Понимаете, я не националист. Боже упаси! Я профессор. Тридцать лет кафедра русской литературы. Достоевского им объяснял, Толстого. А они мне что? Шпаклёвку и обои. Но это нормально. Каждому своё. Им - шпатель, мне - Шопенгауэр.
Позвонил по объявлению. Приехали трое. Рустам - бригадир, представился, руку протянул. Крепкое рукопожатие, взгляд прямой. За ним двое помоложе - Фархад и Мирзо. Вежливые, обувь сняли сразу, бахилы надели. Я думаю - хорошо, культурные попались.
Веду их по квартире, объясняю. Медленно, членораздельно, как иностранцам. Хотя какие они иностранцы - русский понимают. Но всё равно - на всякий случай - по слогам:
- Здесь, - говорю, - ВЫ-РАВ-НЯТЬ стены. Понимаете? Ров-ны-е должны быть. РОВ-НЫ-Е.
Рустам кивает. Спокойно так кивает, даже улыбается краешком губ. Думаю - понял, молодец.
- А здесь, - продолжаю в спальне, - нужно АК-КУ-РАТ-НО. Тут у меня библиотека. Книги, понимаете? Мно-го книг. Ценные. До-ро-гие.

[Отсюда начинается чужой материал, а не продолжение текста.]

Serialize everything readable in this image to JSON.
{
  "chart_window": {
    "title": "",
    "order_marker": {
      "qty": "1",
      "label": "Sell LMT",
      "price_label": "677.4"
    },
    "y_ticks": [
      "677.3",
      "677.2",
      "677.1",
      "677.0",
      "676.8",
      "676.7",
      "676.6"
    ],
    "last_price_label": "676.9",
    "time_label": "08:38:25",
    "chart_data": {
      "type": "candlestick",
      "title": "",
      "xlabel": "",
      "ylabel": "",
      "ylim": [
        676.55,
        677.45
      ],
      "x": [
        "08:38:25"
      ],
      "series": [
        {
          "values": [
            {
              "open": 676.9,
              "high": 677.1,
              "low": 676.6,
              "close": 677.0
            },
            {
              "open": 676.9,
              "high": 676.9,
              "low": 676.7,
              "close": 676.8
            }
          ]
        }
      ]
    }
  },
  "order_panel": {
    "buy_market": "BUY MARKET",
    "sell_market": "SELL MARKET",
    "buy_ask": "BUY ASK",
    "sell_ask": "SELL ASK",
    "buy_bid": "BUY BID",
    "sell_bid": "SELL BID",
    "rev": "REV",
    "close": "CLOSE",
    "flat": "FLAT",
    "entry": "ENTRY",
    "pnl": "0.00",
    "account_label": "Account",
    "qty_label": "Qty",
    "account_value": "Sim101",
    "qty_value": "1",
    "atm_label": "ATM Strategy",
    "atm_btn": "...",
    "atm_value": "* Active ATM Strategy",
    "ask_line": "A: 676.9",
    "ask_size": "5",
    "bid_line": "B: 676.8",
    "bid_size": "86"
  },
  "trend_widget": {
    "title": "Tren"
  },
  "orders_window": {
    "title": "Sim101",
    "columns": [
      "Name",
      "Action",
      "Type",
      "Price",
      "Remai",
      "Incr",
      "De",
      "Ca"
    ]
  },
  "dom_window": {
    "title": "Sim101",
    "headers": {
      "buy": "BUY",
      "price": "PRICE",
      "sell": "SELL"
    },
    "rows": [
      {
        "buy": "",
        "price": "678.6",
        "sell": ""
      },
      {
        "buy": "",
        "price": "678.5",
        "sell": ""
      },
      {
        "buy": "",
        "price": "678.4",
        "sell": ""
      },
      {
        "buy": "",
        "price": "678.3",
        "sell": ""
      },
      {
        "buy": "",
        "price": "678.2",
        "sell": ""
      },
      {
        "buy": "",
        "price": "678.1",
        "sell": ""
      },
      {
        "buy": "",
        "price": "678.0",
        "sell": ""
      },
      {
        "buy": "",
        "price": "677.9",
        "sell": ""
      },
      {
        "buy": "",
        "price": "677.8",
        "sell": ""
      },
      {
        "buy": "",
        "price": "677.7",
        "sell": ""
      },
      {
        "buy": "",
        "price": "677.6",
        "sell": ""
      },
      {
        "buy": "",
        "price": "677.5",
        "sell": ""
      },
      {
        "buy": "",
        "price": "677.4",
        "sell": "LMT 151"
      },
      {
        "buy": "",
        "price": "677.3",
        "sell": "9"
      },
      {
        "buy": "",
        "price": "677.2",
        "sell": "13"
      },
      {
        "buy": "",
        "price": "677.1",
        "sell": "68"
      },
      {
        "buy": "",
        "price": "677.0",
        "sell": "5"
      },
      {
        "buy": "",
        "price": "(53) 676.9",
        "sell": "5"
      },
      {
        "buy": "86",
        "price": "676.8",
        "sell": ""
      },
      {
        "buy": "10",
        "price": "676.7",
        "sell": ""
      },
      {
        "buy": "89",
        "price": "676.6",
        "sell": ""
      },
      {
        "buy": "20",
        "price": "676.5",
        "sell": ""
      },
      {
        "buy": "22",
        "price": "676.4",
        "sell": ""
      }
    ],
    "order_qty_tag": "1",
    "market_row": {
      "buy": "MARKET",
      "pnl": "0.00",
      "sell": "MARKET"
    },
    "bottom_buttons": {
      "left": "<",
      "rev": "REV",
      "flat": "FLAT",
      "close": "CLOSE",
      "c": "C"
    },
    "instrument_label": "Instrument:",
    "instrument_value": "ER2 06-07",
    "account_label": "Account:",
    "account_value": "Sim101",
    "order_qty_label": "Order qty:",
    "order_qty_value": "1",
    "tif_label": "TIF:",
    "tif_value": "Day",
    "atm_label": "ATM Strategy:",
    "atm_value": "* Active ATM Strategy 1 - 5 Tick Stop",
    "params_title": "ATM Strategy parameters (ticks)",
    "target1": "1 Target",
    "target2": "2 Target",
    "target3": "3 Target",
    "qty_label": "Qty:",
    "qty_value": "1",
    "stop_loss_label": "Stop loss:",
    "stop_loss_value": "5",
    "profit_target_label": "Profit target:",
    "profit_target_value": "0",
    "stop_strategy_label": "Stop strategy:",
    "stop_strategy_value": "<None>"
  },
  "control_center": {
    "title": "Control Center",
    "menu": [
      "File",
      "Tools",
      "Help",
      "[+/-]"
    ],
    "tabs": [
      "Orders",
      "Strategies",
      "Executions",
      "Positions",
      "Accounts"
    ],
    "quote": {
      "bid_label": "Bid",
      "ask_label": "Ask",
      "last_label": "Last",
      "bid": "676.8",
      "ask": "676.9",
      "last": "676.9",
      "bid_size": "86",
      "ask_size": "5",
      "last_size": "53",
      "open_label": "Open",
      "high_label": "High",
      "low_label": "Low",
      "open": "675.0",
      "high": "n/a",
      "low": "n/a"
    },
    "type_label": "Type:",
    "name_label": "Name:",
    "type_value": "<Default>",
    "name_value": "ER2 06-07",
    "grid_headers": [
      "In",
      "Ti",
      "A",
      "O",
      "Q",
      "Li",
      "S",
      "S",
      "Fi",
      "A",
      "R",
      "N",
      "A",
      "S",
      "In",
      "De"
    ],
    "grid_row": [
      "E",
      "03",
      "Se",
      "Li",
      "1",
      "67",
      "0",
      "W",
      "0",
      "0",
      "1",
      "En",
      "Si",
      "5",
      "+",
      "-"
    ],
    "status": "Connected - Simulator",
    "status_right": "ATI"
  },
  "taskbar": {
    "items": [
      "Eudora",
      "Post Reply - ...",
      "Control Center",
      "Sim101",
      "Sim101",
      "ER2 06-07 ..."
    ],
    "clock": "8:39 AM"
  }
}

Мирзо, самый молодой, подходит к полкам, разглядывает корешки. Я нервничаю:
- Осторожнее! Это первые издания. Редкие.
Он отходит, руки за спину убирает. Как школьник в музее.
Договорились о цене. Я им ещё раз, для закрепления:
- Главное - качество. КА-ЧЕСТ-ВО. Не спешите. Лучше дольше, но хорошо. Понятно?
- Понятно, - отвечает Рустам. - Не беспокойтесь, Виктор Семёнович.
Даже отчество запомнил. Надо же.
На следующий день приехали с инструментами. Я в кабинете закрылся, работаю над статьёй. "Экзистенциальный кризис в поздней прозе Чехова". Важная тема, между прочим. А они там стучат, шуршат. Профессиональные звуки ремонта - это вам не Шопен, конечно, но что поделать.
В обед выхожу на кухню - чайник поставить. А они там сидят, чай пьют из своих термосов, лепёшку ломают. И разговаривают. Я прислушался.
- ...категорический императив Канта, - говорит Фархад, тот, что молчаливый казался, - это же утопия чистая. Как можно поступать так, чтобы максима твоей воли могла стать всеобщим законом? В реальности-то?
Я замер. Может, послышалось?
Рустам отвечает:
- Фархад-джан, ты опять за своё. Кант не утопист. Он говорит об идеале. О том, к чему стремиться надо. Как маяк для моряков.
- Маяк, - фыркает Мирзо, отламывая кусок лепёшки. - А Гегель что говорил? Всё действительное разумно. Значит, и наша ситуация разумна. Мы здесь стены ровняем - это тоже часть мирового духа, его самопознание.
Они засмеялись. Я стою за дверью, чайник в руке, как идиот.
- Мирзо прав, - кивает Рустам. - Хитрость мирового разума в том, что он использует наши частные цели для достижения всеобщего. Виктор Семёнович думает, что просто ремонт делает, а на самом деле участвует в диалектическом процессе.
Господи, думаю, что происходит? Это мне снится? Таджикские гастарбайтеры обсуждают Гегеля в моей кухне?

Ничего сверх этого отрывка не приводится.